Earlier on Saturday, both Ásta and Ragnar had participated in a panel discussion of their books and the Icelandic literature scene. It was at the panel the Icelandic authors mentioned the ephemeral nature of their work and of Tunglið’s entire operation: The books are not meant to be everlasting, catalogued and kept in a library for the end of days. They represent intense creative outbursts, which come and fade away. Ásta read an excerpt from her book, “Hyena Called Yesterday,” and the morning’s rehearsal started to make slightly more sense.

With a few welcoming sentiments and a note on the nature of Tunglið, Ásta was first to hit the stage. Capturing the audience’s undivided attention, Ásta’s set sprung to life. As she read, the flannel-clad ‘hyenas’ took turns walking around the room, shouting “I want what’s best for me,” while a blow-up globe was thrown around the pristinely white gallery. A book reading like no other, it brought a deep dimension to an otherwise routine format.

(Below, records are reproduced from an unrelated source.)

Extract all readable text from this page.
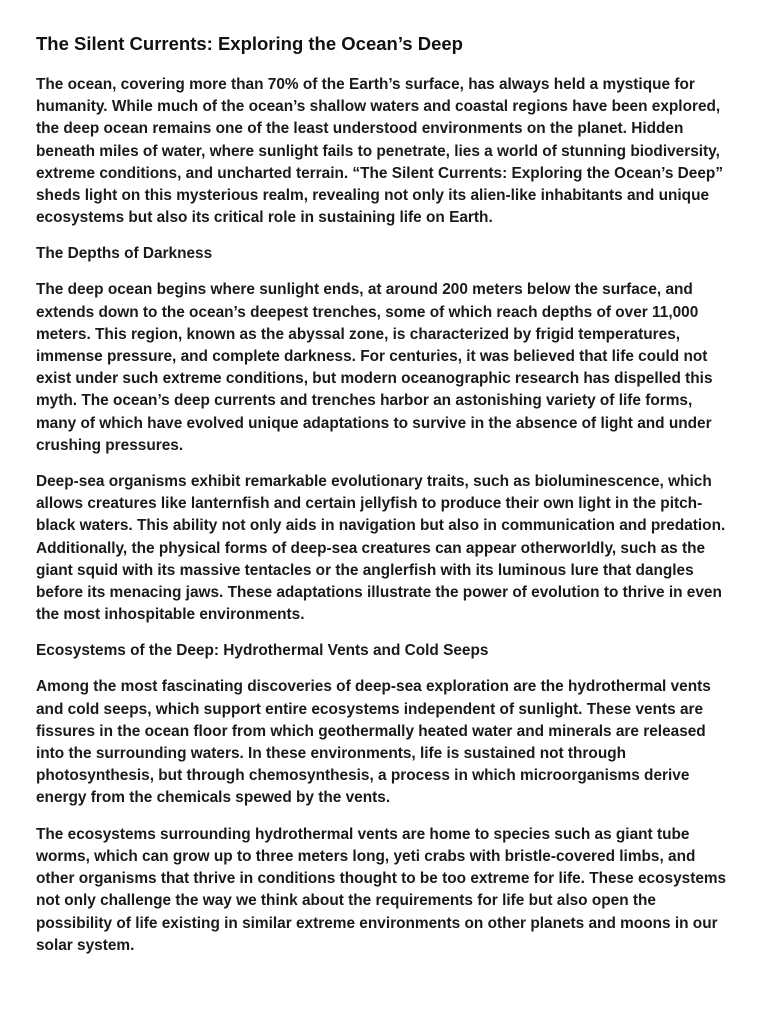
The Silent Currents: Exploring the Ocean’s Deep

The ocean, covering more than 70% of the Earth’s surface, has always held a mystique for humanity. While much of the ocean’s shallow waters and coastal regions have been explored, the deep ocean remains one of the least understood environments on the planet. Hidden beneath miles of water, where sunlight fails to penetrate, lies a world of stunning biodiversity, extreme conditions, and uncharted terrain. “The Silent Currents: Exploring the Ocean’s Deep” sheds light on this mysterious realm, revealing not only its alien-like inhabitants and unique ecosystems but also its critical role in sustaining life on Earth.

The Depths of Darkness

The deep ocean begins where sunlight ends, at around 200 meters below the surface, and extends down to the ocean’s deepest trenches, some of which reach depths of over 11,000 meters. This region, known as the abyssal zone, is characterized by frigid temperatures, immense pressure, and complete darkness. For centuries, it was believed that life could not exist under such extreme conditions, but modern oceanographic research has dispelled this myth. The ocean’s deep currents and trenches harbor an astonishing variety of life forms, many of which have evolved unique adaptations to survive in the absence of light and under crushing pressures.

Deep-sea organisms exhibit remarkable evolutionary traits, such as bioluminescence, which allows creatures like lanternfish and certain jellyfish to produce their own light in the pitch-black waters. This ability not only aids in navigation but also in communication and predation. Additionally, the physical forms of deep-sea creatures can appear otherworldly, such as the giant squid with its massive tentacles or the anglerfish with its luminous lure that dangles before its menacing jaws. These adaptations illustrate the power of evolution to thrive in even the most inhospitable environments.

Ecosystems of the Deep: Hydrothermal Vents and Cold Seeps

Among the most fascinating discoveries of deep-sea exploration are the hydrothermal vents and cold seeps, which support entire ecosystems independent of sunlight. These vents are fissures in the ocean floor from which geothermally heated water and minerals are released into the surrounding waters. In these environments, life is sustained not through photosynthesis, but through chemosynthesis, a process in which microorganisms derive energy from the chemicals spewed by the vents.

The ecosystems surrounding hydrothermal vents are home to species such as giant tube worms, which can grow up to three meters long, yeti crabs with bristle-covered limbs, and other organisms that thrive in conditions thought to be too extreme for life. These ecosystems not only challenge the way we think about the requirements for life but also open the possibility of life existing in similar extreme environments on other planets and moons in our solar system.
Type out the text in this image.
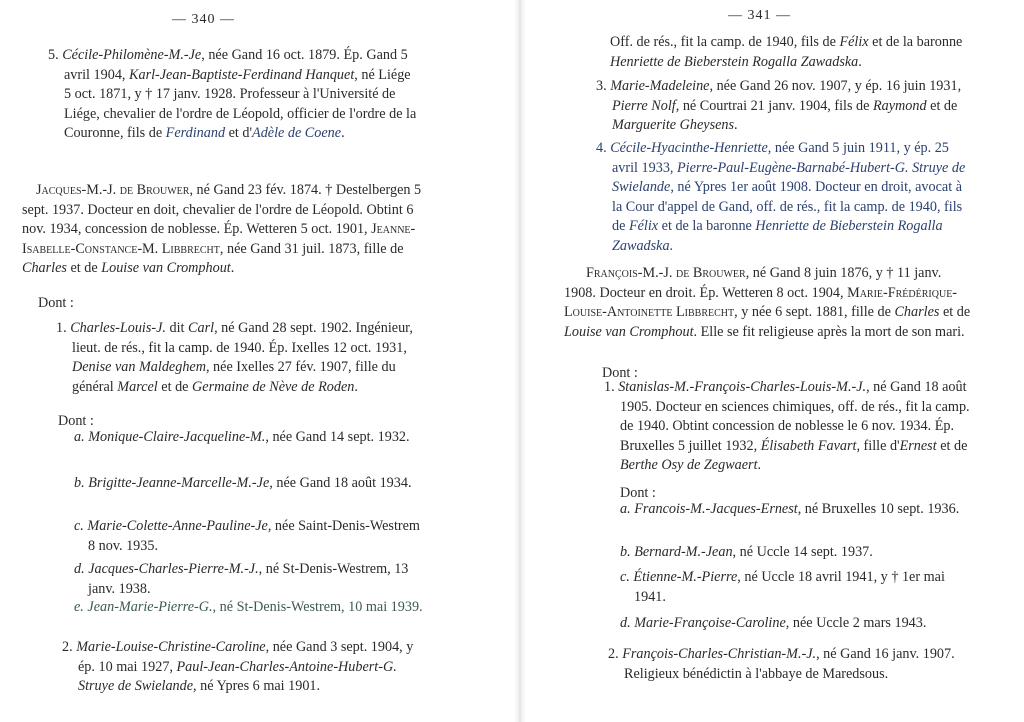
— 340 —

5. Cécile-Philomène-M.-Je, née Gand 16 oct. 1879. Ép. Gand 5 avril 1904, Karl-Jean-Baptiste-Ferdinand Hanquet, né Liége 5 oct. 1871, y † 17 janv. 1928. Professeur à l'Université de Liége, chevalier de l'ordre de Léopold, officier de l'ordre de la Couronne, fils de Ferdinand et d'Adèle de Coene.

Jacques-M.-J. de Brouwer, né Gand 23 fév. 1874. † Destelbergen 5 sept. 1937. Docteur en doit, chevalier de l'ordre de Léopold. Obtint 6 nov. 1934, concession de noblesse. Ép. Wetteren 5 oct. 1901, Jeanne-Isabelle-Constance-M. Libbrecht, née Gand 31 juil. 1873, fille de Charles et de Louise van Cromphout.

Dont :

1. Charles-Louis-J. dit Carl, né Gand 28 sept. 1902. Ingénieur, lieut. de rés., fit la camp. de 1940. Ép. Ixelles 12 oct. 1931, Denise van Maldeghem, née Ixelles 27 fév. 1907, fille du général Marcel et de Germaine de Nève de Roden.

Dont :

a. Monique-Claire-Jacqueline-M., née Gand 14 sept. 1932.

b. Brigitte-Jeanne-Marcelle-M.-Je, née Gand 18 août 1934.

c. Marie-Colette-Anne-Pauline-Je, née Saint-Denis-Westrem 8 nov. 1935.

d. Jacques-Charles-Pierre-M.-J., né St-Denis-Westrem, 13 janv. 1938.

e. Jean-Marie-Pierre-G., né St-Denis-Westrem, 10 mai 1939.

2. Marie-Louise-Christine-Caroline, née Gand 3 sept. 1904, y ép. 10 mai 1927, Paul-Jean-Charles-Antoine-Hubert-G. Struye de Swielande, né Ypres 6 mai 1901.

— 341 —

Off. de rés., fit la camp. de 1940, fils de Félix et de la baronne Henriette de Bieberstein Rogalla Zawadska.

3. Marie-Madeleine, née Gand 26 nov. 1907, y ép. 16 juin 1931, Pierre Nolf, né Courtrai 21 janv. 1904, fils de Raymond et de Marguerite Gheysens.

4. Cécile-Hyacinthe-Henriette, née Gand 5 juin 1911, y ép. 25 avril 1933, Pierre-Paul-Eugène-Barnabé-Hubert-G. Struye de Swielande, né Ypres 1er août 1908. Docteur en droit, avocat à la Cour d'appel de Gand, off. de rés., fit la camp. de 1940, fils de Félix et de la baronne Henriette de Bieberstein Rogalla Zawadska.

François-M.-J. de Brouwer, né Gand 8 juin 1876, y † 11 janv. 1908. Docteur en droit. Ép. Wetteren 8 oct. 1904, Marie-Frédérique-Louise-Antoinette Libbrecht, y née 6 sept. 1881, fille de Charles et de Louise van Cromphout. Elle se fit religieuse après la mort de son mari.

Dont :

1. Stanislas-M.-François-Charles-Louis-M.-J., né Gand 18 août 1905. Docteur en sciences chimiques, off. de rés., fit la camp. de 1940. Obtint concession de noblesse le 6 nov. 1934. Ép. Bruxelles 5 juillet 1932, Élisabeth Favart, fille d'Ernest et de Berthe Osy de Zegwaert.

Dont :

a. Francois-M.-Jacques-Ernest, né Bruxelles 10 sept. 1936.

b. Bernard-M.-Jean, né Uccle 14 sept. 1937.

c. Étienne-M.-Pierre, né Uccle 18 avril 1941, y † 1er mai 1941.

d. Marie-Françoise-Caroline, née Uccle 2 mars 1943.

2. François-Charles-Christian-M.-J., né Gand 16 janv. 1907. Religieux bénédictin à l'abbaye de Maredsous.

It might have been right after a chapter reading of Ragnar Helgi’s book, or maybe before – everything seemed blurry – when faint singing could be heard from outside. Almost angelic, the singing grew and grew, reaching a peak when the sound’s source came into view.

The audience grew silent. The performers paused. Did Ragnar Helgi plan for this? Before anyone could voice their questions aloud, a long line of people dressed in white marched past the gallery space. Led by what presumably was a priest, four people carried a small white ark, while the ecclesiastical gathering sang hymns.

“How serendipitous for a chapter about communicating with the dead to be interrupted by a funeral procession,” remarked Ragnar after the show.

The weekend was a success, at least in the minds of the performers. “An artistic triumph; a commercial failure,” said Ragnar. Having conquered New York, The Singing Fish Circus plans on taking on other cities in the future.